One look at the forecast shows it's happened again.
Last Friday, my editors sent word (I was off; worked the previous Sunday) that they wanted a "forward-looking" story for Tuesday on the deepening drought. On Monday, I checked the forecasts for the week, interviewed the experts, and on Tuesday we ran a front page story about the drought. Forecasters saw "no relief in sight" for the region, we reported. While there were showers in the offing for late Tuesday and Wednesday, Sterling was saying they wouldn't amount to more than a quarter inch at best. That's not drought relief.
Well, the long-range forecast - for dry weather continuing through the winter - hasn't changed. But the short-term forecast NOW shows a whole lot more than a quarter inch in the cards for Marylanders. It hasn't amounted to much at this writing, just a few hundredths of an inch here on the WeatherDeck in Cockeysville.
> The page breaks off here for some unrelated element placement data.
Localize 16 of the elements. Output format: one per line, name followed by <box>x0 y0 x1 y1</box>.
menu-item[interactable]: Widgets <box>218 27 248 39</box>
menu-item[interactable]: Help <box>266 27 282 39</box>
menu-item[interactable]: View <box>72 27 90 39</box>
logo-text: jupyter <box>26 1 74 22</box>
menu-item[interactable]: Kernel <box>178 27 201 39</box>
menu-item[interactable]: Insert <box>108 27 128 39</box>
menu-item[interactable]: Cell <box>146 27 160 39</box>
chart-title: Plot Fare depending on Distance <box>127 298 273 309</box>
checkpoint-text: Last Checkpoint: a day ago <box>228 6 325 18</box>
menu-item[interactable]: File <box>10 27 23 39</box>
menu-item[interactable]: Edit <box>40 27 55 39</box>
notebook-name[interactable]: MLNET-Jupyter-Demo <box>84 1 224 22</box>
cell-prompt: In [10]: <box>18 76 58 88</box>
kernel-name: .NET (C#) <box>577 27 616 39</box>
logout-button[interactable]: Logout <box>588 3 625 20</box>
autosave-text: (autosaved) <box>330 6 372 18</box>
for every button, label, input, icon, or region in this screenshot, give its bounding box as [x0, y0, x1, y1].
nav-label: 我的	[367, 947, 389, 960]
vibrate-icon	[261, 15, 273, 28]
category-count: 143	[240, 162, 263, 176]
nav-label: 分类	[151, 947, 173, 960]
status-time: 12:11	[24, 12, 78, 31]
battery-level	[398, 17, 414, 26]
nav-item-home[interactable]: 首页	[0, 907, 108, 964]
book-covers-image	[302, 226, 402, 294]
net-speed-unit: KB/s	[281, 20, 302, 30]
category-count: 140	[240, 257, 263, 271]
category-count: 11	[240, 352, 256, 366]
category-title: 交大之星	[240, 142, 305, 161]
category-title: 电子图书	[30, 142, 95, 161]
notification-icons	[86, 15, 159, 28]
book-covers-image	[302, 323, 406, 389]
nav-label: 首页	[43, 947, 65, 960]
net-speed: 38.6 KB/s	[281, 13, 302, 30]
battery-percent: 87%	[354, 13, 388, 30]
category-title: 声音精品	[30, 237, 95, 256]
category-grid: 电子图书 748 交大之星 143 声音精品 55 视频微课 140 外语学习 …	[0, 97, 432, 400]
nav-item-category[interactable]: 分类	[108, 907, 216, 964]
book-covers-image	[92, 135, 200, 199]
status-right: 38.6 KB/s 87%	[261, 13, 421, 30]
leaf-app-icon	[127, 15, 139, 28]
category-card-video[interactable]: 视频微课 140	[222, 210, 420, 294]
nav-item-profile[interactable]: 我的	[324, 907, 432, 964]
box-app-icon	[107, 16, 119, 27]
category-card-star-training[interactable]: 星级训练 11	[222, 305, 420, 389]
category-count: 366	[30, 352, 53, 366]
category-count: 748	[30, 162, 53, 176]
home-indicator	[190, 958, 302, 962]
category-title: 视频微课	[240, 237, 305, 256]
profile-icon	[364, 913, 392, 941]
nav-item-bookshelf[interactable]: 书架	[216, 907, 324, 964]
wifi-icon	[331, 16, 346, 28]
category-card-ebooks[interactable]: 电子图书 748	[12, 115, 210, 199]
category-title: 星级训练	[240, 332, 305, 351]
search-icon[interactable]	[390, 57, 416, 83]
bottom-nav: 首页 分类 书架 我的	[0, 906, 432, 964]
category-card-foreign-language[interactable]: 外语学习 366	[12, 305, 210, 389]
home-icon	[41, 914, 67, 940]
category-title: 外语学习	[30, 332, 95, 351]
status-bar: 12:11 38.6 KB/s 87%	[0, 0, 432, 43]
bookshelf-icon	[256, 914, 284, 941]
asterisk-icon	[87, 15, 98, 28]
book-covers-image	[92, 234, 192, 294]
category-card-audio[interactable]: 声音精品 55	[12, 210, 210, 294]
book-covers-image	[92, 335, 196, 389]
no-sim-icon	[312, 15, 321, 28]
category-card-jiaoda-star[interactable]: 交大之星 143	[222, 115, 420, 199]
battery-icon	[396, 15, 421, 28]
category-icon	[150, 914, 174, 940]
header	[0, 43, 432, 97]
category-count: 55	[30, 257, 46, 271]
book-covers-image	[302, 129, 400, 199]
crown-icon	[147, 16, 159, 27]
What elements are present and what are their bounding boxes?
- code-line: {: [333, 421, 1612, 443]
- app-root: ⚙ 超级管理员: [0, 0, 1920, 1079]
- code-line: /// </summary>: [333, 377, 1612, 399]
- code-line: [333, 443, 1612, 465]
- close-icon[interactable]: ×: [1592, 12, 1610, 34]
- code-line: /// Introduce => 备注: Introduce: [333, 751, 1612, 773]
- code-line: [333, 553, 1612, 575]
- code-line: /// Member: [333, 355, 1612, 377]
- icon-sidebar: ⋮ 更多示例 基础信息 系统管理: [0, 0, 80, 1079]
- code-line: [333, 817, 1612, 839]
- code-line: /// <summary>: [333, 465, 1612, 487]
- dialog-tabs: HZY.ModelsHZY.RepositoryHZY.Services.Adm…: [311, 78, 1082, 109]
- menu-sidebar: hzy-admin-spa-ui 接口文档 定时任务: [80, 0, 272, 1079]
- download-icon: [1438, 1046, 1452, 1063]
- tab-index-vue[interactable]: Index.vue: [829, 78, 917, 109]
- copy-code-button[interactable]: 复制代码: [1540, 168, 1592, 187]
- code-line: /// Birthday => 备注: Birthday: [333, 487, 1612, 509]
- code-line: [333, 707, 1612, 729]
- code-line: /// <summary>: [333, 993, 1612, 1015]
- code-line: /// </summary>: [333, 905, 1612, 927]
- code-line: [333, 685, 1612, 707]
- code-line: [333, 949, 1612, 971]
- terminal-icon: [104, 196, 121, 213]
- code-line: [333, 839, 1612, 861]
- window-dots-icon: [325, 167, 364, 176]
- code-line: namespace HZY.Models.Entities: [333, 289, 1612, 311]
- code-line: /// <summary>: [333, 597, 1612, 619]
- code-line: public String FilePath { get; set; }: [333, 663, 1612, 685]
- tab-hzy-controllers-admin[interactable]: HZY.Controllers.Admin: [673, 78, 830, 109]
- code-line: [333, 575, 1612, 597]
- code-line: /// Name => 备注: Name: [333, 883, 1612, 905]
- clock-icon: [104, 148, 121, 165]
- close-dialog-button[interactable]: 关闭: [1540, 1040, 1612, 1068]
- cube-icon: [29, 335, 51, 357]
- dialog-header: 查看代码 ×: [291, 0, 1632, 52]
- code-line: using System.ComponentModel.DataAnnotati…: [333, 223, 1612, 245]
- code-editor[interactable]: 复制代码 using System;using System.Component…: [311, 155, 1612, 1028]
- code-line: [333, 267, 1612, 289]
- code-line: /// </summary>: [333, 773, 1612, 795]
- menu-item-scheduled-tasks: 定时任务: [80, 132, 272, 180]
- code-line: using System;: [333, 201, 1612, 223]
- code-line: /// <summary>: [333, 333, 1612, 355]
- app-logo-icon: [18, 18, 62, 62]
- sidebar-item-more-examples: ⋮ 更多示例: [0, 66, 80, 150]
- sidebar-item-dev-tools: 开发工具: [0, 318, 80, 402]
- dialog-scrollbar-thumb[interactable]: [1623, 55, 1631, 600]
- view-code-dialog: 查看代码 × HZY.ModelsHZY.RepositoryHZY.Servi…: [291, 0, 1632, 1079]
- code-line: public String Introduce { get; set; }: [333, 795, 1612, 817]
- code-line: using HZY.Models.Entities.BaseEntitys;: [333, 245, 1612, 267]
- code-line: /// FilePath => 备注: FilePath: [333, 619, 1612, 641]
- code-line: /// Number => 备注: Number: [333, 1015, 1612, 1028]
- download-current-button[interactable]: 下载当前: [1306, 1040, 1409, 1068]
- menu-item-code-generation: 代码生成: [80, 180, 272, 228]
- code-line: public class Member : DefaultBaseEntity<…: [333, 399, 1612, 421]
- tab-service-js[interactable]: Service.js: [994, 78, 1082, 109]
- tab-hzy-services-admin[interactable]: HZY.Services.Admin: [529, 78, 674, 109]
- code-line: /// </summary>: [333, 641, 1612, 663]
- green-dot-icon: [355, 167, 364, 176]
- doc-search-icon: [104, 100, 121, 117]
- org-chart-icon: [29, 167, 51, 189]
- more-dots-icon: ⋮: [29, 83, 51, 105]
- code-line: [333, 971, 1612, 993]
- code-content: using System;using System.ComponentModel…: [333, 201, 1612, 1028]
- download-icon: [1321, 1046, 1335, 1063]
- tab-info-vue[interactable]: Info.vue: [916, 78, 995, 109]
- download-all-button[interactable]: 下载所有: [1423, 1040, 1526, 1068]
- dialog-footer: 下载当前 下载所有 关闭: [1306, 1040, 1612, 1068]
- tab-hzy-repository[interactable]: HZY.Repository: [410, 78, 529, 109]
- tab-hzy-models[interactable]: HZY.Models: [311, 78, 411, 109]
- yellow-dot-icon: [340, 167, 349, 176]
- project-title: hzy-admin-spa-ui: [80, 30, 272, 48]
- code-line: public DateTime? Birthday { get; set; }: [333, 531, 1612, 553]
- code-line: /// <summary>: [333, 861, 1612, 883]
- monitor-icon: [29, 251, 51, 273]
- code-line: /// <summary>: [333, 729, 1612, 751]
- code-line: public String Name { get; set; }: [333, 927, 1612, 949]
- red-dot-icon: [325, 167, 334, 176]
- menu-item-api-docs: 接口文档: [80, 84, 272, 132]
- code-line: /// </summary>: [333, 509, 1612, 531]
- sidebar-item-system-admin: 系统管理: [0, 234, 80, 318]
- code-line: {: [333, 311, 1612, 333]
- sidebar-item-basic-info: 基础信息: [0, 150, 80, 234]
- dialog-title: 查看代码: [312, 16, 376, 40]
But Sterling's current forecast for the rest of the week suggests we could get as much as three inches before this slow-moving cold front finally shoves off.
Thanks guys... The rain is being fueled by a low-pressure center to our south and west. It's pumping warm, moist Gulf air northward into the drought-stricken Southeast states, including us.
The best chances for rain - if THIS forecast holds up - come today and tonight, with a 70 percent likelihood we'll get precipitation. There's more due Friday and early Saturday, "Expect Baltimore/Washington urban areas to receive 1 to 3 inches of beneficial rainfall through Saturday," forecasters are saying this morning. Three inches would be enough, with what's already fallen this month, to give us normal October rainfall. Go figure.
In the western portion of the Sterling forecast region - down in western Virginia - they could see 4 to 6 inches of rain and urban flooding if warmer air triggers thunderstorms. The grain farmers are going to love this. It may not be the end of the drought. We are still short of water in the ground and in the reservoirs. But it is most certainly significant relief.
So, you're welcome. Now maybe I'll do a story about how little snow we can expect this winter.